Here are some tips to help avoid becoming a victim:

  • Be careful what you post because scammers can use that information against you.
  • Only use dating websites with national reputations, but assume that con artists are trolling even the most reputable sites.
  • Go slow and ask questions.
  • Research the individual’s pictures and profile using other online search tools to ensure someone else’s profile was not used or to see if that same pitch is being used on multiple victims at once.
  • The individual sends you a photo that looks like it is out of a magazine.
  • The individual professes love quickly.
  • The individual tries to isolate you from family and friends.
  • The individual claims to be working and living far away, whether that is on the other side of the country or overseas.
  • The individual makes plans to visit you, but always cancels because of some emergency.
  • The individual asks you for money. Never send money to someone you met online and have not met in person. It may take weeks or months for the perpetrator to get to the point of asking for money, they are most often communicating with several victims at once, so they can go slow.

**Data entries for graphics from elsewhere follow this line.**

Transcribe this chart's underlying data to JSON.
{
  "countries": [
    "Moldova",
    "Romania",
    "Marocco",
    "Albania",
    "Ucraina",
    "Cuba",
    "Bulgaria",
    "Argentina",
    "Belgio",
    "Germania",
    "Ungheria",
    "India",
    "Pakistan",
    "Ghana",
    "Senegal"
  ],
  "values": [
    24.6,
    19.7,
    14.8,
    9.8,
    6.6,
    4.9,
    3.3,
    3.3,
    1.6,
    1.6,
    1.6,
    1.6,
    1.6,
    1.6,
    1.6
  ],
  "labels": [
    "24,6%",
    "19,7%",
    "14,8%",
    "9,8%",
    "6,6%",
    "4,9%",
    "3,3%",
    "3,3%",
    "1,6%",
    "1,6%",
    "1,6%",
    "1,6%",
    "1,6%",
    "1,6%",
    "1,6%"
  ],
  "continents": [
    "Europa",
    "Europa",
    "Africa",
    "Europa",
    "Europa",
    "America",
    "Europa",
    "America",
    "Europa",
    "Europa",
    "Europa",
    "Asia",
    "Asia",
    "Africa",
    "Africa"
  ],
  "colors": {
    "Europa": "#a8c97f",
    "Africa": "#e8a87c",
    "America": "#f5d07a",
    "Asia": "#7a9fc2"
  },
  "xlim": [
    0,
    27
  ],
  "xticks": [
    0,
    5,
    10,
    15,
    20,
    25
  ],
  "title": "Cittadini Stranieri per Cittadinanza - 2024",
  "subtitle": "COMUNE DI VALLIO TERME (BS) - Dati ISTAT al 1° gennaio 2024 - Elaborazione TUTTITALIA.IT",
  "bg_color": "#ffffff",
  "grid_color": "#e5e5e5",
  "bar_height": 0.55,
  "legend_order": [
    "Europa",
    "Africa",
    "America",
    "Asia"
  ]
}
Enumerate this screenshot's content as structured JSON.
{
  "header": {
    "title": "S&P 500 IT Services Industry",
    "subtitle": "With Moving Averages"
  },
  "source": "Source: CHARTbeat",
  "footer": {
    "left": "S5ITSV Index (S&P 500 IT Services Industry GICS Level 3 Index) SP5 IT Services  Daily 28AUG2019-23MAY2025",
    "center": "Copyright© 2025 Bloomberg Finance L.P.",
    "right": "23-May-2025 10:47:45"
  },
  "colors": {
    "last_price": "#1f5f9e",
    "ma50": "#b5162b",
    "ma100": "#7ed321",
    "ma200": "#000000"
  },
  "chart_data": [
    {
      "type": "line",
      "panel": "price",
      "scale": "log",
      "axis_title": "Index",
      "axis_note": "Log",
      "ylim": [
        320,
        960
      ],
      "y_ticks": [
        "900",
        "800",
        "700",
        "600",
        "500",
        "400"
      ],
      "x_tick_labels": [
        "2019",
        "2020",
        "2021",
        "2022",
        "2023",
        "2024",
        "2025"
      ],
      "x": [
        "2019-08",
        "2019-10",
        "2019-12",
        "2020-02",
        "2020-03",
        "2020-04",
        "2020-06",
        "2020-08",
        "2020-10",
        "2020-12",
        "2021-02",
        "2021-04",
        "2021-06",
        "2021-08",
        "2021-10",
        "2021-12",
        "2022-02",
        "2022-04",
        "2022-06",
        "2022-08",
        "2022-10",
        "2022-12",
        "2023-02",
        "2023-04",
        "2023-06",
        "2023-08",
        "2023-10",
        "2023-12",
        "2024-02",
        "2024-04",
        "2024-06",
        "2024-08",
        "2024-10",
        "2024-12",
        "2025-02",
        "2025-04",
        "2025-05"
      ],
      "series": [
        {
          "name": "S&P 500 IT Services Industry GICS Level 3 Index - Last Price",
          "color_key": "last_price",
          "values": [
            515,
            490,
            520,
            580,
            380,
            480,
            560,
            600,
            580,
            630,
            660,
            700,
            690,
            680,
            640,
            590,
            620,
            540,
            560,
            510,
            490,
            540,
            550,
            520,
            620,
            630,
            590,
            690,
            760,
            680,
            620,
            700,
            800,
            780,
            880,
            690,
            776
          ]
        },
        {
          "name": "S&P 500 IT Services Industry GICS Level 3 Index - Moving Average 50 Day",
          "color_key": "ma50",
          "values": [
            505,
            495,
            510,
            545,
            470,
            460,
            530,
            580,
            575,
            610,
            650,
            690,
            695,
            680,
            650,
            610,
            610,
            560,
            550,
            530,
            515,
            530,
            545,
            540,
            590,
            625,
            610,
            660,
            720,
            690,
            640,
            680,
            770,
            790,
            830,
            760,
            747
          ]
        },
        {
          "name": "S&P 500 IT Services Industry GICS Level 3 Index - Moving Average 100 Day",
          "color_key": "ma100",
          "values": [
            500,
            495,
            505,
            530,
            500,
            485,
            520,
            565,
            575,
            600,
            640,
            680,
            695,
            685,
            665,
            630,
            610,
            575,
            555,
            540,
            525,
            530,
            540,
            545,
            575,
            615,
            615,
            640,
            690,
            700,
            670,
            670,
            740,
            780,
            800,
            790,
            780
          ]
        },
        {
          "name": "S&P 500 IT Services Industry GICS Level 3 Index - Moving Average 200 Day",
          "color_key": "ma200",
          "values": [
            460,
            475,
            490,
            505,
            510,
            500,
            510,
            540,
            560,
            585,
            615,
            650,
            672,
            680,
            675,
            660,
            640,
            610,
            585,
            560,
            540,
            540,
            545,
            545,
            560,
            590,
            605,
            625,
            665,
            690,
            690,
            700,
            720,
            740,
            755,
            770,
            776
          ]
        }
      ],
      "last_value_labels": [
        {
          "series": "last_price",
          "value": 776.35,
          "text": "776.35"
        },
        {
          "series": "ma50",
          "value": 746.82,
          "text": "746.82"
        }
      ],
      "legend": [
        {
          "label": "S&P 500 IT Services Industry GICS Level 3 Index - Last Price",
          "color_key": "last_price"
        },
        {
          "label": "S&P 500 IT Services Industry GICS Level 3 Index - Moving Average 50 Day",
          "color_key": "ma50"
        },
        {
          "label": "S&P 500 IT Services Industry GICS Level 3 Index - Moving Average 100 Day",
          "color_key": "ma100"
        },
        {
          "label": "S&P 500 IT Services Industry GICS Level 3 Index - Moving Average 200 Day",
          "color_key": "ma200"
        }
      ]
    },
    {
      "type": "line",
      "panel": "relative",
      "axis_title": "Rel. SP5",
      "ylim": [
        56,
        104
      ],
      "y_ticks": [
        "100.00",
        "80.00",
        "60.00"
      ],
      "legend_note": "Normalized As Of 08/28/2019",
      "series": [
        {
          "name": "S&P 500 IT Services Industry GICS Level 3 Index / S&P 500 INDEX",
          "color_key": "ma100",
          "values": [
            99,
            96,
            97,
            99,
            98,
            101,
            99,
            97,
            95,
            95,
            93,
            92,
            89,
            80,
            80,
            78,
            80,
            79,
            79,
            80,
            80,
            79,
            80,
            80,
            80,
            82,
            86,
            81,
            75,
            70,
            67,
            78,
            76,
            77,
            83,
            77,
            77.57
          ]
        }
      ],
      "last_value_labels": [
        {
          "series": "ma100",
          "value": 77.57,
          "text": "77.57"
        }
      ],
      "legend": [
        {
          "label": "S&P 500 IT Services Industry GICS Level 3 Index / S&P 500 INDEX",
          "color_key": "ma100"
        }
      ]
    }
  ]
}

  • The individual may ask for your help in moving money. Never help anyone move money through your own account or another’s, you could become an unwitting money mule.
  • The individual asks you to send compromising photos or videos of yourself or asks for your financial information. Never send anything that can later be used to blackmail you.
  • If you plan to meet someone in person that you have met online, the FBI recommends using caution, do not travel alone, and check the State Department’s Travel Advisories before arranging any travel. Individuals should know that some victims that have agreed to meet in person with an online love interest have been reported missing, injured, and, in one instance, deceased.

If you are a victim of a romance scam, or believe you have been victimized by an online fraud, file a complaint with the FBI’s Internet Crime Complaint Center at www.ic3.gov and call your local FBI field office. We recognize that it may be embarrassing for victims to report this type of scam because they are intensely personal. However, we ask victims to come forward so the FBI can ensure these online imposters are stopped and brought to justice.